Woher kommt der Strom? Ein Ingenieur zum Abschalt-Wahnsinn

Agorameter

Die Anpassung der konventionellen Stromerzeugung an die mit Vorrang einzuspeisenden Stromanteile aus erneuerbaren Energieträgern gestaltet sich schwierig. Zum Teil ist diese Anpassung so unzureichend, dass Strom in erheblichem Umfang hochpreisig importiert werden muss, um die Versorgungssicherheit zu gewährleisten.

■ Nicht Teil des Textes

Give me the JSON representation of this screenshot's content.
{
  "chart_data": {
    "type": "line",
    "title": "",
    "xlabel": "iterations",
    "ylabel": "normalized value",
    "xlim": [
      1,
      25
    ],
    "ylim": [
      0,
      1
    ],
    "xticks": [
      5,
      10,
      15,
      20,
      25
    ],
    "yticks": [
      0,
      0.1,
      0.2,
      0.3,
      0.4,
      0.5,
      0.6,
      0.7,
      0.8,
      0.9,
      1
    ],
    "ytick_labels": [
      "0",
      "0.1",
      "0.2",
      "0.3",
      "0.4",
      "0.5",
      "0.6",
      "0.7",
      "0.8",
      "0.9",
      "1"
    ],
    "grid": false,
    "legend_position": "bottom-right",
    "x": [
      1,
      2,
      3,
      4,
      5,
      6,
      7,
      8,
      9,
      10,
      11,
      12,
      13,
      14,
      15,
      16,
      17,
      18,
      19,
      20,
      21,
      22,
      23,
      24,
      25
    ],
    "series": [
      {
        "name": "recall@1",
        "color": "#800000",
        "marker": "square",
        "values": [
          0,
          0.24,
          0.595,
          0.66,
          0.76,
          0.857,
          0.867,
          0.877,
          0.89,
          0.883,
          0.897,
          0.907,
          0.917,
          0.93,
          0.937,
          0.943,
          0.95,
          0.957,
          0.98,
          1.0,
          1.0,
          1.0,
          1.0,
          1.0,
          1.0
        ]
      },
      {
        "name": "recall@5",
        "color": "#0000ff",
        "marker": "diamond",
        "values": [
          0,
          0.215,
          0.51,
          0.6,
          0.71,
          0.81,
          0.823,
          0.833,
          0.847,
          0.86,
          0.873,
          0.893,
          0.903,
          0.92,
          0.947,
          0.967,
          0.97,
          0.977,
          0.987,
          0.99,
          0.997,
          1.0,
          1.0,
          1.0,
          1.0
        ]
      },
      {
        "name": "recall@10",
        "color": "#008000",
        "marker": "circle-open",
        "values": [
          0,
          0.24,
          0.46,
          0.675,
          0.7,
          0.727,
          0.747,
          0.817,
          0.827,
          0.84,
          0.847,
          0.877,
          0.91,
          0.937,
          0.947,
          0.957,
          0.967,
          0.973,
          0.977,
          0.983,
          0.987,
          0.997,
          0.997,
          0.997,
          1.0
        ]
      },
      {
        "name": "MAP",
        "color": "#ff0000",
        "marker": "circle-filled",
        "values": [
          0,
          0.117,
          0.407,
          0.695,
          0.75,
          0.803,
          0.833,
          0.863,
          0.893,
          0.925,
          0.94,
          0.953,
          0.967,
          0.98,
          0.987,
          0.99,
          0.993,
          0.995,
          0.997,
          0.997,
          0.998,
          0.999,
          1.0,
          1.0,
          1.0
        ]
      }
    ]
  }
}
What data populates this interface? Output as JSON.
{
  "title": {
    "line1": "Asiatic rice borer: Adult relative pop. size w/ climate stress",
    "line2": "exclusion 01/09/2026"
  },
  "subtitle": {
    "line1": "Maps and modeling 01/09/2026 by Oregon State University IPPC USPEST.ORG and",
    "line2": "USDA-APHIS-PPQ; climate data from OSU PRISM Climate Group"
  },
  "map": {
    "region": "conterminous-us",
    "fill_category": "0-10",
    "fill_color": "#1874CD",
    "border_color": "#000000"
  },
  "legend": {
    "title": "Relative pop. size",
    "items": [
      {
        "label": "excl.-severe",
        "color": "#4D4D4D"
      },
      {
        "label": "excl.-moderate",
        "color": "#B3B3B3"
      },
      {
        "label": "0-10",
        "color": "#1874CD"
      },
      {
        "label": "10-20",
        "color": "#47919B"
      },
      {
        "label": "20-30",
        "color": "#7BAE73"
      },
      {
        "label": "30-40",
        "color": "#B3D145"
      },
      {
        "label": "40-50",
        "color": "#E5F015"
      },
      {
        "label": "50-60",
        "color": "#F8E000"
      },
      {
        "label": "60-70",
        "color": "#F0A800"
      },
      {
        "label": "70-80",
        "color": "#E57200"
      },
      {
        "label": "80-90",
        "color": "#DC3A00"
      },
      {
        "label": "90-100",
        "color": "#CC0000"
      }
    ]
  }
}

Gnade uns der Energiegott, wenn unsere Nachbarn ihren Strom bei über einen längeren Zeitraum sehr kalten, dunklen und windstillen Wetterverhältnissen selbst benötigen. Die Strompreise für den Im- und Export finden Sie nach Ländern aufgeschlüsselt hier. Gehen Sie mit der Maus mal über die diversen Bereichen und schauen Sie sich mal an, wie Strompreise aussehen, wenn Frankreich oder die Schweiz Strom nach Deutschland exportieren oder aus Deutschland importieren. Erkennen Sie ein Muster?

Die Detailzahlen zur Stromerzeugung der letzten 10 Tage des Jahres 2019 finden Sie in dieser Tabelle mit den Werten der Energy-Charts und dem daraus generierten Chart.

Die Tagesanalysen

Sonntag, 22.12.2019: Anteil Erneuerbare an der Gesamtstromerzeugung 52,14 Prozent

Der bedarfsarme Sonntag weist eine recht ordentliche = über dem Durchschnitt liegende, gleichmäßige Windstromerzeugung auf. Die kleine Winddelle über Tag wird durch Sonnenstrom ausgeglichen. Insgesamt ein ruhiger Tag mit niedrigen bis knapp unter der 40 € pro MWh Grenze liegenden Strompreisen. Für die konventionellen Stromerzeuger ist es heute gut möglich, den Strom an die volatile Stromerzeugung anzupassen.

Montag, 23.12.2019: Anteil Erneuerbare an der Gesamtstromerzeugung 60,00 Prozent

Der erste Werktag der Woche zeigt im Prinzip das gleiche Bild wie der Sonntag. Etwas mehr Bedarf – es ist die Weihnachtswoche -, aber auch etwas mehr Windstromerzeugung. Die konventionellen Stromerzeuger können sich wieder gut anpassen. Dennoch ist in der Nacht, dem frühen Morgen zu viel Strom im Markt. Der muss zum Teil mit Bonus verschenkt werden. Dem Wind ist es gleich, ob Strom benötigt wird oder nicht. Und einfach mal so auf gut Glück die konventionelle Stromerzeugung runterfahren? Besser nicht, oder? Über Tag erholen sich die Preise.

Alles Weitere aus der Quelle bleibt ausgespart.